CAIRO - Egypt's central bank will keep its overnight interest rates on hold when its monetary policy committee meets on Thursday following two months of accelerating inflation, a poll of analysts predicted on Monday.

The bank has left rates steady since March, when it hiked them by a full six percentage points as part of a $8 billion financial support package it signed with the International Monetary Fund. That hike followed a two percentage point increase in January.

The unanimous forecast in a poll of 16 analysts was for the Central Bank of Egypt to leave the deposit rate steady at 27.25% and lending rate at 28.25%.

Egypt's headline inflation had been trending downwards from a peak of 38.0% in September 2023, but unexpectedly rose in both August and September.

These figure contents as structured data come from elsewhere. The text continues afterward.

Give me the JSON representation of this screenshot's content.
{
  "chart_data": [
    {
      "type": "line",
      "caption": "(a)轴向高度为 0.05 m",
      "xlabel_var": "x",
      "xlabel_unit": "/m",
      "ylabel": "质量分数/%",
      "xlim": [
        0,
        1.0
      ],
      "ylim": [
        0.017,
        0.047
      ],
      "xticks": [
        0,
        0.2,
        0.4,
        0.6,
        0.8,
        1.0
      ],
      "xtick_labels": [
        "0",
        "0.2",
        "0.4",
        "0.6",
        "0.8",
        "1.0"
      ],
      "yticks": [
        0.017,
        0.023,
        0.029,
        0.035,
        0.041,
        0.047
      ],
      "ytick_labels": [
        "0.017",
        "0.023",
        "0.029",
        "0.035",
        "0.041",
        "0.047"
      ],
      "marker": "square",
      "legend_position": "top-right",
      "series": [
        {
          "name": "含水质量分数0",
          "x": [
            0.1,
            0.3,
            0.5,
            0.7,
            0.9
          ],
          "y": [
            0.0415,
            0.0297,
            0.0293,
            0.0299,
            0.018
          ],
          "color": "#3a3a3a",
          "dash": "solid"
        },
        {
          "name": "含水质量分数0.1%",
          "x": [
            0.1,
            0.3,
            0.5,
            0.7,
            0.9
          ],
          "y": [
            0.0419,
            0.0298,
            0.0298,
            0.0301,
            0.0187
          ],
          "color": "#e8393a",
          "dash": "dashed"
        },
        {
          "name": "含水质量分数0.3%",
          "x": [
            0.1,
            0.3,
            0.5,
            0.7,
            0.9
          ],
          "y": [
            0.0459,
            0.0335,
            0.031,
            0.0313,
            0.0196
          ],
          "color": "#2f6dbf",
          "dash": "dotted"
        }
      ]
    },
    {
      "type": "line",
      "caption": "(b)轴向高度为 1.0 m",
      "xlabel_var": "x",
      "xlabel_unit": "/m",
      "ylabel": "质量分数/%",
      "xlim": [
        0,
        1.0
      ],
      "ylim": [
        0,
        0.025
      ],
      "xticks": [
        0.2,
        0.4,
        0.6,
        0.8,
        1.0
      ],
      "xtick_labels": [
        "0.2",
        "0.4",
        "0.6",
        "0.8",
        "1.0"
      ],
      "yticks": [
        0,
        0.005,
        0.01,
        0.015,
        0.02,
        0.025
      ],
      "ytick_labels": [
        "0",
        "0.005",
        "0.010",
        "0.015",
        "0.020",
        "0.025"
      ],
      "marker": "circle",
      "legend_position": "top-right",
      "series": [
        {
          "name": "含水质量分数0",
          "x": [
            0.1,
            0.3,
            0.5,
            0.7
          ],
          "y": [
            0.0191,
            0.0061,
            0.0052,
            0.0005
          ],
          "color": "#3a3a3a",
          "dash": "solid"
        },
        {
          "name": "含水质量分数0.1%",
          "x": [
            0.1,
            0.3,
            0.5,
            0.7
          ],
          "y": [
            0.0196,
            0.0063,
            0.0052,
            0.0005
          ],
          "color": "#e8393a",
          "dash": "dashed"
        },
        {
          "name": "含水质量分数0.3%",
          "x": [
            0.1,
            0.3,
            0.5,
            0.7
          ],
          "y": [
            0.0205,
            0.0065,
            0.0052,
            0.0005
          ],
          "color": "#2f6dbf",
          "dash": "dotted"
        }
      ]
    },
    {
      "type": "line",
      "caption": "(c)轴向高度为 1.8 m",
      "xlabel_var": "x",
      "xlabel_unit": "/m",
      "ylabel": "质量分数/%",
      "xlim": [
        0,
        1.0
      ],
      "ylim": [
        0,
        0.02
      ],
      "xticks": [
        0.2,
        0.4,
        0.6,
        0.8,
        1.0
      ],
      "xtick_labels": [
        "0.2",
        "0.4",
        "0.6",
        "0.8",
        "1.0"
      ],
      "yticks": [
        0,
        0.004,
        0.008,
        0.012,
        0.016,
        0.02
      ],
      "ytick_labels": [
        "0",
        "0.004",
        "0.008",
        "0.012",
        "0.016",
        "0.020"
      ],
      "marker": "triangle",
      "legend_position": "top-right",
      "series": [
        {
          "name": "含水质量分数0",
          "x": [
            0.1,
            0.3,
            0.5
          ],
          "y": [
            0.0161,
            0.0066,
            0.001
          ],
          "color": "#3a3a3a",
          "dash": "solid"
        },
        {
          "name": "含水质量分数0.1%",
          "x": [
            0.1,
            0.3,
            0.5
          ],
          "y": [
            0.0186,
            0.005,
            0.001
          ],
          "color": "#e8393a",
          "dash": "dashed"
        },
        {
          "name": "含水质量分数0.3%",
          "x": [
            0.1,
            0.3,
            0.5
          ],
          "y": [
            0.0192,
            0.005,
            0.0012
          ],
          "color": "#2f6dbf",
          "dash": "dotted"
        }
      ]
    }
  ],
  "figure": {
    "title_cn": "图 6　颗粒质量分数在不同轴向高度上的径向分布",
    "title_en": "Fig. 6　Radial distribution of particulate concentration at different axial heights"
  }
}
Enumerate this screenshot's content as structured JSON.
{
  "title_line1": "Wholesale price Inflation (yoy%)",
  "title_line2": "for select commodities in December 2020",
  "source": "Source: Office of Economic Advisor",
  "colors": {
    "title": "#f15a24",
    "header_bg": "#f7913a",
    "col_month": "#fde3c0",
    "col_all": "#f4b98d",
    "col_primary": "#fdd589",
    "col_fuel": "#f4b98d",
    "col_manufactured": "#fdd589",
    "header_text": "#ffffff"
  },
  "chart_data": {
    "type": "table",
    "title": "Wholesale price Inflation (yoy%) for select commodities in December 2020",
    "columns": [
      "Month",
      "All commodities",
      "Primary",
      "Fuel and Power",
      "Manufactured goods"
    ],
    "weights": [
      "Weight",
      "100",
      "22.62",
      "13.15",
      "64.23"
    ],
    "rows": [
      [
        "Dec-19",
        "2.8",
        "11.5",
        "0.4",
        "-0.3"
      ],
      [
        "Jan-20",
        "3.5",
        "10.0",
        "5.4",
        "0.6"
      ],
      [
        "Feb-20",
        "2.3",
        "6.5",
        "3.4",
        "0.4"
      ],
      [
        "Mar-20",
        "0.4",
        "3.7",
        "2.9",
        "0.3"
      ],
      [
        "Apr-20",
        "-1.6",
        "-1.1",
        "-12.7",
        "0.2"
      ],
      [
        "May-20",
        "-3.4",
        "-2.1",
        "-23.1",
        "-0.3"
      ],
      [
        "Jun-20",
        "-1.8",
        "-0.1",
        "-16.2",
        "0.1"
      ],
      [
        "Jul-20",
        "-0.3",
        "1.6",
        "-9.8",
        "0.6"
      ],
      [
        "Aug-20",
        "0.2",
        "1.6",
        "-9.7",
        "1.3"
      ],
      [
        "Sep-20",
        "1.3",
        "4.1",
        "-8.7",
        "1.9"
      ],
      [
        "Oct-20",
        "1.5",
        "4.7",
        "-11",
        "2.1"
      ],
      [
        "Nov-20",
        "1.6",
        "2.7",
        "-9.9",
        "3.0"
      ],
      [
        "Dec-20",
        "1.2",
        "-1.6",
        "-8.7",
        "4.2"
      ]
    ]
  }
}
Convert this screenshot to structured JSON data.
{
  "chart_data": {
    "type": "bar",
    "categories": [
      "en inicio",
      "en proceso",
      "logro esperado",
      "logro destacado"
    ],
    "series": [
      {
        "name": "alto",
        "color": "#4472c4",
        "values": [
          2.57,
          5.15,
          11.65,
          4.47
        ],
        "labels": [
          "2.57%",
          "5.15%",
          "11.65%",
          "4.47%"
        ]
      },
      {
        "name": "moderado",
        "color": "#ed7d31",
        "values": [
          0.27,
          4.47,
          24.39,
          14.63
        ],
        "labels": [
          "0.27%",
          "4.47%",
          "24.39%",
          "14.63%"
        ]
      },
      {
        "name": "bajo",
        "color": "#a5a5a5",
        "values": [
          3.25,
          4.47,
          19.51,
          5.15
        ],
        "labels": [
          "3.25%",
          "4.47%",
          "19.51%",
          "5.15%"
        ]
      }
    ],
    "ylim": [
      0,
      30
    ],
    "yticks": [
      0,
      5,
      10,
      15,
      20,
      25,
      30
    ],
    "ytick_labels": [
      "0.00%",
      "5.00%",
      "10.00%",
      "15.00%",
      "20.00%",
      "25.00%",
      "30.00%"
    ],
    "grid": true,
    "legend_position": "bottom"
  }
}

"The uptick in inflation over the past two months will add to reasons for the CBE to keep rates unchanged this month, said James Swanston, Capital Economics. "We don't think the first rate cut will come until Q1 2025, when inflation slows more sharply."

Annual inflation, which was 25.7% in July, crept up to 26.2% in August and 26.4% in September.

July was the first month with a positive real interest rate since January 2022.

Egypt's currency plunged as part of the country's agreement with the IMF in March, having been fixed at 30.85 to the dollar for a year. On Monday it was trading at 48.55 per dollar.